The ” Clotilda” was a illegal slave ship that was burned and sunken in the Mobile (Alabama) River Delta to hide the crime of importing enslaved Africans — as story and search for the remains of the ship that has been undertaken by the National Geographics. The descendants of the Clotilda now extend a warm public invitation to its first annual festival, “Spirit of Our Ancestors” on Saturday, February 9th, 2019, from Noon to 4 PM at Mobile County Training School in honor of those kidnapped Africans who were the last known human cargo brought to the US.
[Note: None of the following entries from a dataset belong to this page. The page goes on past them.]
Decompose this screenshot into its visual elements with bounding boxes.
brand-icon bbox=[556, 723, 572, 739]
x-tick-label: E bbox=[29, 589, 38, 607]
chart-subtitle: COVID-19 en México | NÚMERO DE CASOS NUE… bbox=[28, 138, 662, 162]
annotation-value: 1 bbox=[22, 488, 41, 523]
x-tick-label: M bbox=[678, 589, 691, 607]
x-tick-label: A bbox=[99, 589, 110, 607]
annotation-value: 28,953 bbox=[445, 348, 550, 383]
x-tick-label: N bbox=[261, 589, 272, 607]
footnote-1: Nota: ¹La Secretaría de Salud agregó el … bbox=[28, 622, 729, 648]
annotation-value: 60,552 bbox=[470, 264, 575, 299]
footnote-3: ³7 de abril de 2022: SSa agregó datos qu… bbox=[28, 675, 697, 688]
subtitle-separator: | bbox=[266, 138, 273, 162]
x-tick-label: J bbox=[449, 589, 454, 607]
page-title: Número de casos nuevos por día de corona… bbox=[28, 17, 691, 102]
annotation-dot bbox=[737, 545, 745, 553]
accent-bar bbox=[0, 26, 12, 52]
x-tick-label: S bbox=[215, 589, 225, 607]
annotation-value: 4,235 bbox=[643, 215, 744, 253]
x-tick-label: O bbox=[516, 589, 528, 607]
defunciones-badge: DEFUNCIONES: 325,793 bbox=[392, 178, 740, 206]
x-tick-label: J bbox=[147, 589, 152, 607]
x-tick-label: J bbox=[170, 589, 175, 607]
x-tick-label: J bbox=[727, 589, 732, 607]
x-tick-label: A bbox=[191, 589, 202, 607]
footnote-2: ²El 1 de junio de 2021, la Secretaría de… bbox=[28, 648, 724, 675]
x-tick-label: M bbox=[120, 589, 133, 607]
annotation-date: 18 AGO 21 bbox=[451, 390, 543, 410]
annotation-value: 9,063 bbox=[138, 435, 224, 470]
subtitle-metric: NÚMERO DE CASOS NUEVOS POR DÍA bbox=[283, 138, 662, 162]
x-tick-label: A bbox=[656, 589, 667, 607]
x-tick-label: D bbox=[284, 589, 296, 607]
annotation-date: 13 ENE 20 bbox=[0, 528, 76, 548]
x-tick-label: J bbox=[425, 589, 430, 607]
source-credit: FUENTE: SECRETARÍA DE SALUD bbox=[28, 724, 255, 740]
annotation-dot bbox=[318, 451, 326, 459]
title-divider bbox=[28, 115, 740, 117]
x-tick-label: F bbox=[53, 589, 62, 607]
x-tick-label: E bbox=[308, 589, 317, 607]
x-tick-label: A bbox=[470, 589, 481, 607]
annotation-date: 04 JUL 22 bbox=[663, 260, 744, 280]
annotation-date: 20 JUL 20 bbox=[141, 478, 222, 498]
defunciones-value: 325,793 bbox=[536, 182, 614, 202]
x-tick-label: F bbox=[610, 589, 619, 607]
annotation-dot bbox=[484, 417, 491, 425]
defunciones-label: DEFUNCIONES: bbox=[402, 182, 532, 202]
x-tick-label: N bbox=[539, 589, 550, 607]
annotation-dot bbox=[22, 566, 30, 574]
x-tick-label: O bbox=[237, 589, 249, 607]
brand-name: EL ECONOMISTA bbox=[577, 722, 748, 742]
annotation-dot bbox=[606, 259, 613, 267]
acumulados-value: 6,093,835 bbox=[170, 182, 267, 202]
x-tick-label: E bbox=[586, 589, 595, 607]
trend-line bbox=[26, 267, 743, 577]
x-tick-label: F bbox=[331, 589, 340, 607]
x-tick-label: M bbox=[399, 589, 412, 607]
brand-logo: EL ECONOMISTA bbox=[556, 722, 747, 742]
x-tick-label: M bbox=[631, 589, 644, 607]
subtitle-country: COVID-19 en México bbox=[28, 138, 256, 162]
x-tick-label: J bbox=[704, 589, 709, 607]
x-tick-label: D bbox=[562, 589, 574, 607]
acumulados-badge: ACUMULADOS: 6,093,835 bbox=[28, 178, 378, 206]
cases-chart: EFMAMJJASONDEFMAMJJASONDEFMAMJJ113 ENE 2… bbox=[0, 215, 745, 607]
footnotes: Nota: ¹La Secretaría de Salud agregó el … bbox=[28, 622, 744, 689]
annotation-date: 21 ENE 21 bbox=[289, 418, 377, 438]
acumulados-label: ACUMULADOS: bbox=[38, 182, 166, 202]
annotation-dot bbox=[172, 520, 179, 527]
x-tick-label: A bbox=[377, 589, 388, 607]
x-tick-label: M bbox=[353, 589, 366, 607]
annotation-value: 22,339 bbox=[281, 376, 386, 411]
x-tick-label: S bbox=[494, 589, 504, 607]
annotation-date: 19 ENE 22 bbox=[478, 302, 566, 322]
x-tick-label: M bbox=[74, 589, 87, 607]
The festival is organized around the families of Charlie Lewis, Peter Lee, Orsa Keeby, Pollee Allen, and Cudjo Lewis, who is the most famous among the Clotilda Africans. Cudjo’s narrative — as recorded in the notes of Zora Neale Hurston’s interview with him 90 years ago — was finally released last year as a book, Barracoon: The Story of the Last “Black Cargo.” It is the first-hand account of Oluale Kossola (Lewis’ birth name) who was one of 110 people kidnapped and sold by the Kingdom of Dahomey (present-day Benin), then illegally brought to Mobile aboard the Clotilda. Its captain and his co-conspirators burned and sunk the ship in the Mobile River Delta.
While most of the attention has been focused on Cudjo’s life, the other Clotilda Africans who are lesser known are just as important, said festival organizer Joycelyn Davis, a descendant of Charlie Lewis.
“When you look at the plaque outside the church founded by some of the Clotilda Africans, there are 12 names on it,” Davis said. “I wanted to make sure all of the families are recognized. They founded Africatown too. Each family has its own story to tell.”
The families participating in the festival invite other families who are also descendants to come forward with their stories and family heirlooms. Their African forbearers, who were split among various owners who financed the voyage to the Kingdom of Dahomey (Benin), sold up the river north of Mobile to other plantations and were not part of founding Africatown.
Dr. Natalie Robertson, the festival’s keynote speaker, spent 15 years researching and writing the Clotilda story, even visiting the Benin village of slave traders who sold the 110 and millions of others in the Trans-Atlantic slave trade. “My book is a vehicle for the enslaved Africans and descendants to raise their voices and be heard.